Dal 3 al 9 agosto, dalle ore 17 alle ore 23, nei sotterranei del Palazzetto dei Nobili, in Piazza Santa Margherita all'Aquila, 11 opere di Gabriella Sperandio e Giannicola De Antoniis metteranno in dialogo il Rock mondiale con la città che il 6 aprile 2009 avrebbe potuto smettere di esistere e invece ha deciso di rinascere. L’ingresso è libero.

Le opere non pretendono di essere Arte con la A maiuscola: sono piuttosto un gioco intelligente, come fa un DJ con la musica di altri.

Gli autori hanno preso icone del rock mondiale (Rolling Stones, Pink Floyd, David Bowie, Nirvana, Beatles, Led Zeppelin, Eagles, Queen, Boomtown Rats e Police) trasformandole nel punto di partenza di una rilettura visiva che intreccia simboli, architetture, monumenti e memoria aquilana. Non si tratta di semplici omaggi ai grandi protagonisti della storia del rock, ma di opere che reinterpretano il loro immaginario per dar vita a un linguaggio capace di raccontare L'Aquila, una città che ha conosciuto il dolore, la rinascita e la continua ricerca della propria identità. Il risultato? È un percorso espositivo che il pubblico potrà scoprire visitando la mostra.

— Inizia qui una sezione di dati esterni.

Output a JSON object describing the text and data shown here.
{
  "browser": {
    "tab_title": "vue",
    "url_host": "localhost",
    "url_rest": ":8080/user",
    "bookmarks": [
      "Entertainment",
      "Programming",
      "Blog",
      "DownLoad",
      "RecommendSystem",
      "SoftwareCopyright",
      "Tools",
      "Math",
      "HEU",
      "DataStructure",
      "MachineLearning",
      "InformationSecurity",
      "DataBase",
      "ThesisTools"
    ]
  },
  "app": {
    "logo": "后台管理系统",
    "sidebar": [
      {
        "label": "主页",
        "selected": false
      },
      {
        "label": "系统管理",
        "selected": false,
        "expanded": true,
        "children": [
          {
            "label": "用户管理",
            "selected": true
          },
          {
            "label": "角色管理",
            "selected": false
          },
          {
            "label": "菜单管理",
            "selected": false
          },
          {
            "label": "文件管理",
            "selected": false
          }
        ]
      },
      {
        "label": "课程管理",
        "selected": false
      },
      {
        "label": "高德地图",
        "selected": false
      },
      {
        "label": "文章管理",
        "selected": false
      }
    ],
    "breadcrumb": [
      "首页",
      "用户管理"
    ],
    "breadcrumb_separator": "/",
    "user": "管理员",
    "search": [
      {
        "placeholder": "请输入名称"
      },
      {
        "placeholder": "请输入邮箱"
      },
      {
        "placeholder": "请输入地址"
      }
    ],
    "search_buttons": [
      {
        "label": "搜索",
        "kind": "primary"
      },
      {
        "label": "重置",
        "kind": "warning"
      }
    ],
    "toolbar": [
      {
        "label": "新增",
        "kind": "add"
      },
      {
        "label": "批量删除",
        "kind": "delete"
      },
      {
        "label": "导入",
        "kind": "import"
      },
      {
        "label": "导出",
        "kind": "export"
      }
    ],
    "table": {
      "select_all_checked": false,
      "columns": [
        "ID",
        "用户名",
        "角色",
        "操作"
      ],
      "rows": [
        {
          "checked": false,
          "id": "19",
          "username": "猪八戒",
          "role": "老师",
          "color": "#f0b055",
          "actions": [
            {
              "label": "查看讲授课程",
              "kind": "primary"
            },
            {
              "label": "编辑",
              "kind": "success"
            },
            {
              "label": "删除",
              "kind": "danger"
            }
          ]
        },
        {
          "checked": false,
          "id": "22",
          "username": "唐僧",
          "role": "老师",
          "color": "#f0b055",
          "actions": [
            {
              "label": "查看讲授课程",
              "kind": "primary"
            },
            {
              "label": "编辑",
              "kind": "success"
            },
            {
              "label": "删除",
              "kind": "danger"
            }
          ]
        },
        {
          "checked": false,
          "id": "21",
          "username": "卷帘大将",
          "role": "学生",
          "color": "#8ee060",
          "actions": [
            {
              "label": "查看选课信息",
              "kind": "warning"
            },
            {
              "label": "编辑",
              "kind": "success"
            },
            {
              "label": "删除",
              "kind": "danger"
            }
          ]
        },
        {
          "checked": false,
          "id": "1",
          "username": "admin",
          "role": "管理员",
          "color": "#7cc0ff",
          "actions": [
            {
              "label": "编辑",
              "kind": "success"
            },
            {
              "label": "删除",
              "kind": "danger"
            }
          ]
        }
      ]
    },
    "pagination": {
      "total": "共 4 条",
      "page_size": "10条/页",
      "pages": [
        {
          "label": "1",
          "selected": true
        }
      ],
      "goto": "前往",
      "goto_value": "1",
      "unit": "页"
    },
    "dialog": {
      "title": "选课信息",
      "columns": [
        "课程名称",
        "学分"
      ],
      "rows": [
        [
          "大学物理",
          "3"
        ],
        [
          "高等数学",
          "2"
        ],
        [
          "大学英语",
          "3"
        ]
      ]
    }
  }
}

"Rock’n’Roll and L’Aquila Can Never Die" non significa che nulla cambia, ma che ciò che è autentico continua a vivere proprio perché si trasforma senza perdere la sua identità.

Gli autori della mostra tengono inoltre a sottolineare il legame profondo tra questo progetto e la storia recente della città: "Una precisazione, questa mostra esiste anche perché c'è stato un terremoto. La sofferenza apre porte. Lo sappiamo tutti. Lo facciamo tutti. Non è cinismo. È il minimo di rispetto che si deve a una città che ha già sopportato abbastanza retorica sulla propria pelle".